When Queen Victoria's favourite minister, the great Norman MacLeod was in his first parish in Ayrshire, he was asked by the local doctor, just forty years after Burns' death, to take the chair at a Burns celebration, and in his reply the young MacLeod asked “how can we, with the shadow of consistency, commemorate Burns after sitting down at the Lord's Supper to commemorate the Saviour”. So he refused the invitation, though he later made amends by praising Burns at a meeting to mark the centenary of the poet's death, though proposing that a centenary edition of Burns' works be published “from which everything would be excluded which a Christian father could not read aloud in his family circle.” Later still, he wrote to his wife during one of his frequent visits to Balmoral: “The Queen sat down to spin at a nice Scotch wheel, while I read Robert Burns to her: Tam o' Shanter and A man's a man for a' that.

The present minister of St Giles' Cathedral, Gilleasbuig Macmillan tells how after preaching at a school about the parable of the prodigal son, a woman told him that the prodigal's father should have given the boy a good hiding when he got home. Young people should not get the impression that they can do bad things and not be punished. Later in the conversation the woman criticised the decision to install a stained glass window in St Giles' in memory of Burns with his notorious sexual behaviour. Gilleasbuig Macmillan says “As I prepared to murmur some placatory defence (it was late on a Sunday evening and I didn't feel like an argument, her husband said quietly, ‘The prodigal son'. ‘Exactly' said I, with relief.'”

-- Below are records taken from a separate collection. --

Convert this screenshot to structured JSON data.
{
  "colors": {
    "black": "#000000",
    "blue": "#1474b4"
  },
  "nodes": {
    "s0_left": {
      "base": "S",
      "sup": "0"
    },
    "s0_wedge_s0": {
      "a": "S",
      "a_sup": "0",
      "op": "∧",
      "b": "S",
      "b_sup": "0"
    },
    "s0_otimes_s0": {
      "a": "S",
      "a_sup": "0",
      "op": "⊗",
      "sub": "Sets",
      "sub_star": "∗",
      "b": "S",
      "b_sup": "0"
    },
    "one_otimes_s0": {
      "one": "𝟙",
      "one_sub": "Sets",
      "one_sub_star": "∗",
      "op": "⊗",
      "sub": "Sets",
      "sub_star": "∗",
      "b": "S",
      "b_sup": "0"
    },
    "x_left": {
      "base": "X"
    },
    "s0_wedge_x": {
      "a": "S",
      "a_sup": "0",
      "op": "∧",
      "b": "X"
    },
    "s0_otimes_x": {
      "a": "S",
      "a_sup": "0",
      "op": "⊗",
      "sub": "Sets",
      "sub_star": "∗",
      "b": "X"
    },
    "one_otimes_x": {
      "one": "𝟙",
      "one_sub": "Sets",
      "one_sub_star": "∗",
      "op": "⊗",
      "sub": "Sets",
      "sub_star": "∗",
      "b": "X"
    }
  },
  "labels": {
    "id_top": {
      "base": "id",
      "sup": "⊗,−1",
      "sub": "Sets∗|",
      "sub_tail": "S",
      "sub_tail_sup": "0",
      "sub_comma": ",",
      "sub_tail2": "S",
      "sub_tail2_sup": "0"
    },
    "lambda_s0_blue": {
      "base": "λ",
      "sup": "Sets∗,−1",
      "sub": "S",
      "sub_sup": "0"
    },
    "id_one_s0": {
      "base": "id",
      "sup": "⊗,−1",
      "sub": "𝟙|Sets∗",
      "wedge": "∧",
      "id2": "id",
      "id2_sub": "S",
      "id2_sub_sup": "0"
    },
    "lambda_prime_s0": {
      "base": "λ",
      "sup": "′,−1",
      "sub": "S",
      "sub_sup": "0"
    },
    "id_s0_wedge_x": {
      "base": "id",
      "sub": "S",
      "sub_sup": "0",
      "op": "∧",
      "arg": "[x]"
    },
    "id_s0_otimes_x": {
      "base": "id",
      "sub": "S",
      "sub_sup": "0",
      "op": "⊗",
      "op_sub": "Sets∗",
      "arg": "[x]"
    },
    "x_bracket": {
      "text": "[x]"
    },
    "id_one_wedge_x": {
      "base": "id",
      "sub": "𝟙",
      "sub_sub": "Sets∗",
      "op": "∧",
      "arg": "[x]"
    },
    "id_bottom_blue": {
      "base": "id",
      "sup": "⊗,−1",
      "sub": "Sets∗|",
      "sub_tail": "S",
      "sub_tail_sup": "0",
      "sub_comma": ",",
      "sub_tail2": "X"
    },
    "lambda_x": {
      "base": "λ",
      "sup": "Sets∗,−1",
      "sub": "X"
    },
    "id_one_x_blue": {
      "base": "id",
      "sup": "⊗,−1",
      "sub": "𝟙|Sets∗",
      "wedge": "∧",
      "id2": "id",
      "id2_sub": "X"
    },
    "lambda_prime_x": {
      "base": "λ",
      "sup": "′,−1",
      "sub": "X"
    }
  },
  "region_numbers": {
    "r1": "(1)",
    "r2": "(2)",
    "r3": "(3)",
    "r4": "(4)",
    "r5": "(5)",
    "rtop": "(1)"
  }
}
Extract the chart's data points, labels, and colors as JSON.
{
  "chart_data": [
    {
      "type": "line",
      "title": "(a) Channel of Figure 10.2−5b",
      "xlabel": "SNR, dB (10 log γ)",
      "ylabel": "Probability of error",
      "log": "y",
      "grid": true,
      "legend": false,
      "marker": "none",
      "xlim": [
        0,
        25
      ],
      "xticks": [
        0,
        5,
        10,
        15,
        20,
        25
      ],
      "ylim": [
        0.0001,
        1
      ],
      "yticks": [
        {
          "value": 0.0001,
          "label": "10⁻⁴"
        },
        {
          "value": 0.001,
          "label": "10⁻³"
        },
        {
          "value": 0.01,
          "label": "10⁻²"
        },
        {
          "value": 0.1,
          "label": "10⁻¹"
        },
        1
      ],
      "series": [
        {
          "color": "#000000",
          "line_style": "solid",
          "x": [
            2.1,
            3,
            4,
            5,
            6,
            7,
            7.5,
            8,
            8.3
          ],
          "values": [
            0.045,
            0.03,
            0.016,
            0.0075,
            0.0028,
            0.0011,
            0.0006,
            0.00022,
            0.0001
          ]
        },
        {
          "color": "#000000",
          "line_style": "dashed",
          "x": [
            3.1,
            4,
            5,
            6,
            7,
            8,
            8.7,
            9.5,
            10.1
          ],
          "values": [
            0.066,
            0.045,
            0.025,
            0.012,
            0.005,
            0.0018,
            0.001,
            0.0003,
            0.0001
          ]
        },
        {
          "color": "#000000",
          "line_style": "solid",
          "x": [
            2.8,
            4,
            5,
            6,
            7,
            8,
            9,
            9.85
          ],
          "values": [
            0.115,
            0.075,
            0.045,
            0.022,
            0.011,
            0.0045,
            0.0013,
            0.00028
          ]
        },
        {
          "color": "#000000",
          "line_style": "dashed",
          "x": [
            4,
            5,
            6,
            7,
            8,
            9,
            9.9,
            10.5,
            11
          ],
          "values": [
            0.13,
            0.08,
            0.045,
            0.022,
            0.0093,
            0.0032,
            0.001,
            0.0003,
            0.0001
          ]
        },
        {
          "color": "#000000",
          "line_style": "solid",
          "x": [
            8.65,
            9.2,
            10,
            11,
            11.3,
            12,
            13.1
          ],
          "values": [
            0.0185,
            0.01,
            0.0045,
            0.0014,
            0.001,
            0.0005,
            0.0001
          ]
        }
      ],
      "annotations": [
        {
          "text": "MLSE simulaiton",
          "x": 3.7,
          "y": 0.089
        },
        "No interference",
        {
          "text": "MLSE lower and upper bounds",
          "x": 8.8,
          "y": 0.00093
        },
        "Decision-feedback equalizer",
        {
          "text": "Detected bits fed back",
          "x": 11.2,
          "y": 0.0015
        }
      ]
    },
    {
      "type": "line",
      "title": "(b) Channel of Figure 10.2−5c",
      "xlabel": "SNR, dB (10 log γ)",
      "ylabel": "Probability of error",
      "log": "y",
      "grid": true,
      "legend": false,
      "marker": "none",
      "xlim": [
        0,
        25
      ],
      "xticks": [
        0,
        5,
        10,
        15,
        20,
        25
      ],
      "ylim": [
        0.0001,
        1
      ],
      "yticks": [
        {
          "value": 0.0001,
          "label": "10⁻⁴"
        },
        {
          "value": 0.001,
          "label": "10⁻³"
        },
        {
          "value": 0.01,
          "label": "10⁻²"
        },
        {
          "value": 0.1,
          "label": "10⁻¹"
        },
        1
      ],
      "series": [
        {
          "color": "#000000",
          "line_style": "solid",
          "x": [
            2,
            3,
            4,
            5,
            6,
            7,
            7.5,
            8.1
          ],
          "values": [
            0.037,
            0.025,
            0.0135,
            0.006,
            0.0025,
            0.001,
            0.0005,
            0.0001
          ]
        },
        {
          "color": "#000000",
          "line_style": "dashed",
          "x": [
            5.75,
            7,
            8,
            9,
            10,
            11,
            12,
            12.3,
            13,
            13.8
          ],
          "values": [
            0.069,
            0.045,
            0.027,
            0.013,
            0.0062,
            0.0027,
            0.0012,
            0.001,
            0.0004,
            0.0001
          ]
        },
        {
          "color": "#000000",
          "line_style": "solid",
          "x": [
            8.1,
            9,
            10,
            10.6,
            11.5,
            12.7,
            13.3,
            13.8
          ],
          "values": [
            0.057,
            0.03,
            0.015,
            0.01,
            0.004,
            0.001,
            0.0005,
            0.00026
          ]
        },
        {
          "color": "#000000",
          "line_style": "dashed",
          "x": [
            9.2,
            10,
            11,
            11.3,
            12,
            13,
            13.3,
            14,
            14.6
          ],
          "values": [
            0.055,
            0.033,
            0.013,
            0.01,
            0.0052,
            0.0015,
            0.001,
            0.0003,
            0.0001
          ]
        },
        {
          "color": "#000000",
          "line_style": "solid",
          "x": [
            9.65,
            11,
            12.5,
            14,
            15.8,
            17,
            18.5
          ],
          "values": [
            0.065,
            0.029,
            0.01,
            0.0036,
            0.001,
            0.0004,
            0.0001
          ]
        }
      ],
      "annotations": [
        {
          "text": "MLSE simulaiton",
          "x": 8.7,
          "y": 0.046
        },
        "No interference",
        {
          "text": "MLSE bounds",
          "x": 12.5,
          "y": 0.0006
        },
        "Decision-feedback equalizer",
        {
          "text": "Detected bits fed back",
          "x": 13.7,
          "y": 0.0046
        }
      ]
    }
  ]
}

It has always been one of the failings of the church in Scotland to regard sexual sins as more serious than any other kind of sins. But if I read the Gospels correctly, I find there far more condemnation of injustice and exploitation and corruption than I do of sexual peccadilloes. And where he saw injustice or encountered exploitation, or suspected corruption, Robert Burns was always to be found on the side of the angels!